Alabama Governor Has A Chance Today to Do The Right Thing
He Can Order DNA Testing in a Death Penalty Case
Alabama’s Republican Governor Bob Riley has a chance today to do the right thing for once in his political career.
But he may find it difficult in his black heart, due to political pressure from the Christian Right for Republicans to be tough on crime and pro-death penalty.
It is one of those strange ironies in American politics that those who fight the hardest for “life” in the case of unborn babies seem to be the most ardent supporters of “death” when it comes to accused criminals – not to mention their support of American wars in the Middle East and elsewhere.
In the case of Thomas Douglas Arthur, who is scheduled to die tonight by lethal injection in Alabama’s famous Holman prison for the murder of Troy Wicker Jr., 35, who was shot in 1982 through the right eye while he slept in his home in Muscle Shoals, Riley seems intent on doing the wrong thing.

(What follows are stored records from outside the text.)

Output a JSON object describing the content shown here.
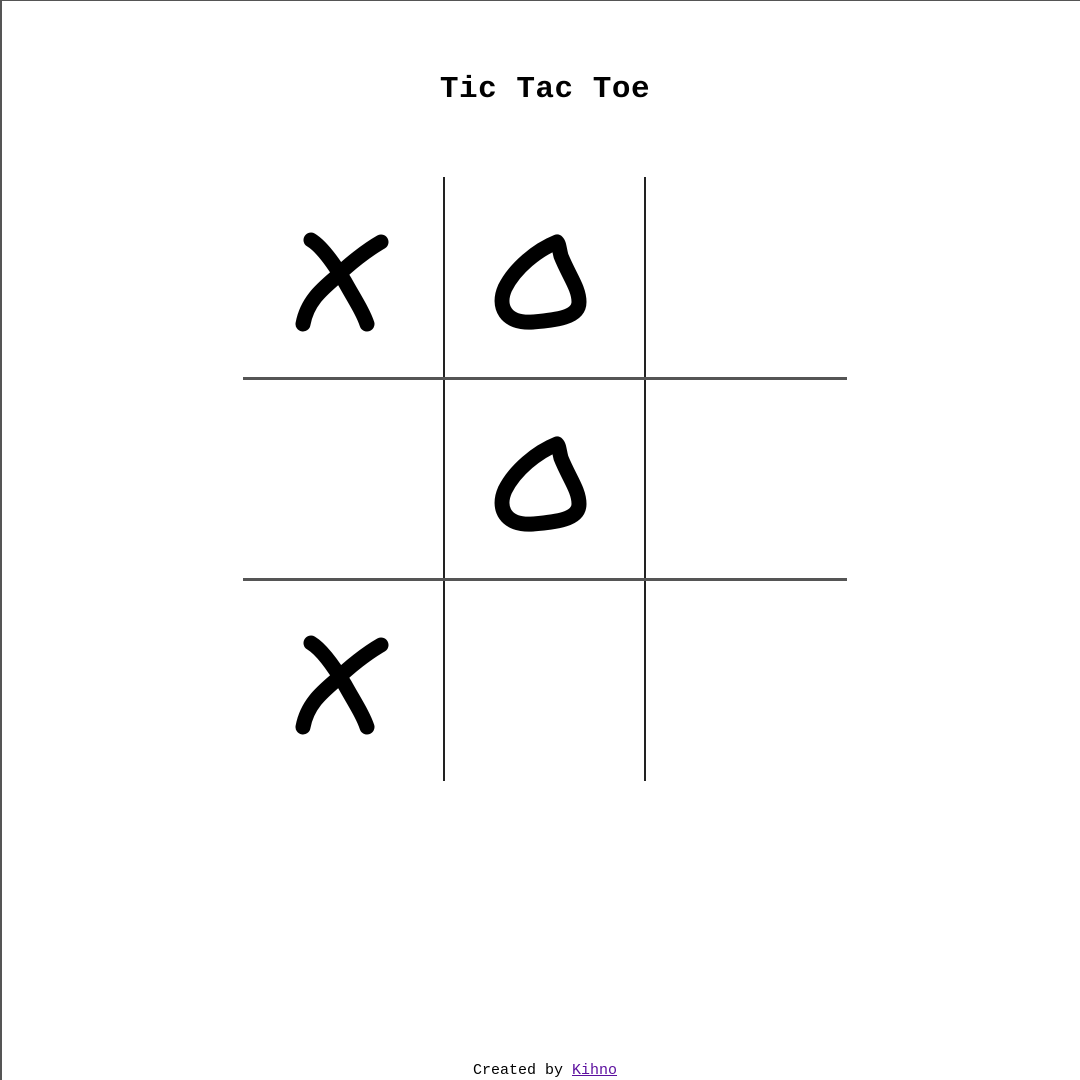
{
  "title": "Tic Tac Toe",
  "board": {
    "cells": [
      "X",
      "O",
      "",
      "",
      "O",
      "",
      "X",
      "",
      ""
    ]
  },
  "footer": {
    "prefix": "Created by",
    "author_link": "Kihno"
  },
  "colors": {
    "mark": "#000000",
    "link": "#5b0e9e",
    "grid": "#333333"
  }
}
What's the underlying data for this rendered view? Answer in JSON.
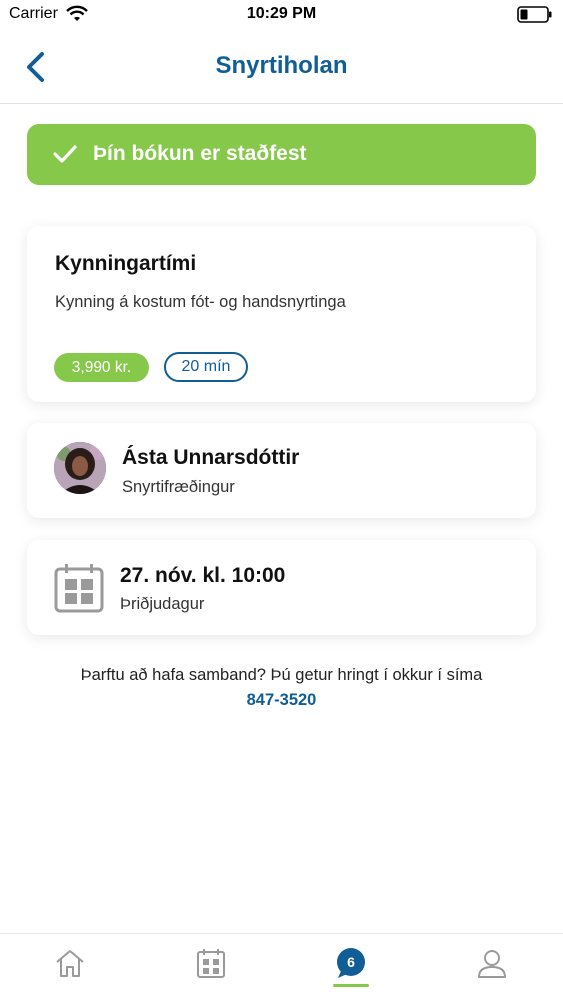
{
  "status_bar": {
    "carrier": "Carrier",
    "time": "10:29 PM"
  },
  "header": {
    "title": "Snyrtiholan"
  },
  "confirmation": {
    "message": "Þín bókun er staðfest"
  },
  "service": {
    "name": "Kynningartími",
    "description": "Kynning á kostum fót- og handsnyrtinga",
    "price": "3,990 kr.",
    "duration": "20 mín"
  },
  "staff": {
    "name": "Ásta Unnarsdóttir",
    "role": "Snyrtifræðingur"
  },
  "appointment": {
    "datetime": "27. nóv. kl. 10:00",
    "weekday": "Þriðjudagur"
  },
  "contact": {
    "text": "Þarftu að hafa samband? Þú getur hringt í okkur í síma",
    "phone": "847-3520"
  },
  "tab_bar": {
    "bookings_badge": "6",
    "active_tab": "bookings"
  },
  "colors": {
    "brand_blue": "#115d96",
    "success_green": "#86c84a",
    "icon_gray": "#9a9a9a"
  },
  "icons": [
    "wifi-icon",
    "battery-icon",
    "back-chevron-icon",
    "check-icon",
    "calendar-icon",
    "home-icon",
    "calendar-grid-icon",
    "chat-badge-icon",
    "user-icon"
  ]
}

While Arthur’s case has not drawn the level of protest of some in the past, in part perhaps because he is white, the human rights advocacy group Amnesty International did call on Governor Riley to delay the execution.
So far he has refused, and even the conservative Birmingham News, which has sung Riley’s praises for the past five years, has taken him to task on this issue.
The U.S. Supreme Court has signaled an interest in potentially overturning lethal injection as the primary method for sending death row inmates to their final breath, agreeing to take up two Kentucky cases. The defendants in those cases both argue that the pain that goes along with lethal injection’s three-drug cocktail constitutes unconstitutional cruel and unusual punishment.
The Eleventh Circuit Court of Appeals in Atlanta had a chance to weigh in on this one, but the justices balked.
Governors in many states have ordered DNA testing in similar death penalty cases, including George W. Bush when he was governor of Texas and his brother Jeb as governor of Florida.
But for reasons he can only know in his heart, Riley has refused. Some anti-death penalty activists say this constitutes political murder.
“What we are witnessing on September 27 is not an execution, but is a murder,” Justice Denied Publisher Hans Sherrer says.
Part of the problem is that unlike 42 other states in the Union, Alabama does not have a law requiring post-conviction DNA testing. So here, the decision is left to the governor.
Riley could have ordered DNA testing in Arthur’s case a couple of weeks ago without even delaying the execution date, according to the national Innocence Project, which fights the death penalty all over the country.
And in this case, even family members of the man who was killed would like to see the DNA evidence pursued.
“I would like to see this evidence subjected to DNA testing,” Peggy Wicker Jones said in a statement made public Aug. 21. “I would like to have as much information as possible about what happened on the day my brother Troy was murdered.”
Innocence Project co-director Peter Neufeld called it “unconscionable” that Riley would not insist on using the best science available to determine the truth before putting inmates to death.
We have long said that the state should not be in the business of killing people for any reason and urged the U.S. Supreme Court to once again overturn the death penalty as unconstitutional as it did in the 1960s. Bringing it back in the late 1970s was a mistake for a civilized society held up as a beacon of freedom for the world, especially since virtually all of the evidence shows the death penalty is no deterrent to violent crime and actually costs more to administer than a life sentence.
But at the very least, if the state is going to be in the business of killing convicted criminals, it should use every means at its disposal, including the best science on DNA testing, to avoid any chance of putting innocent people to death.
Governor Riley, are you listening? Only you can do the right thing in this case.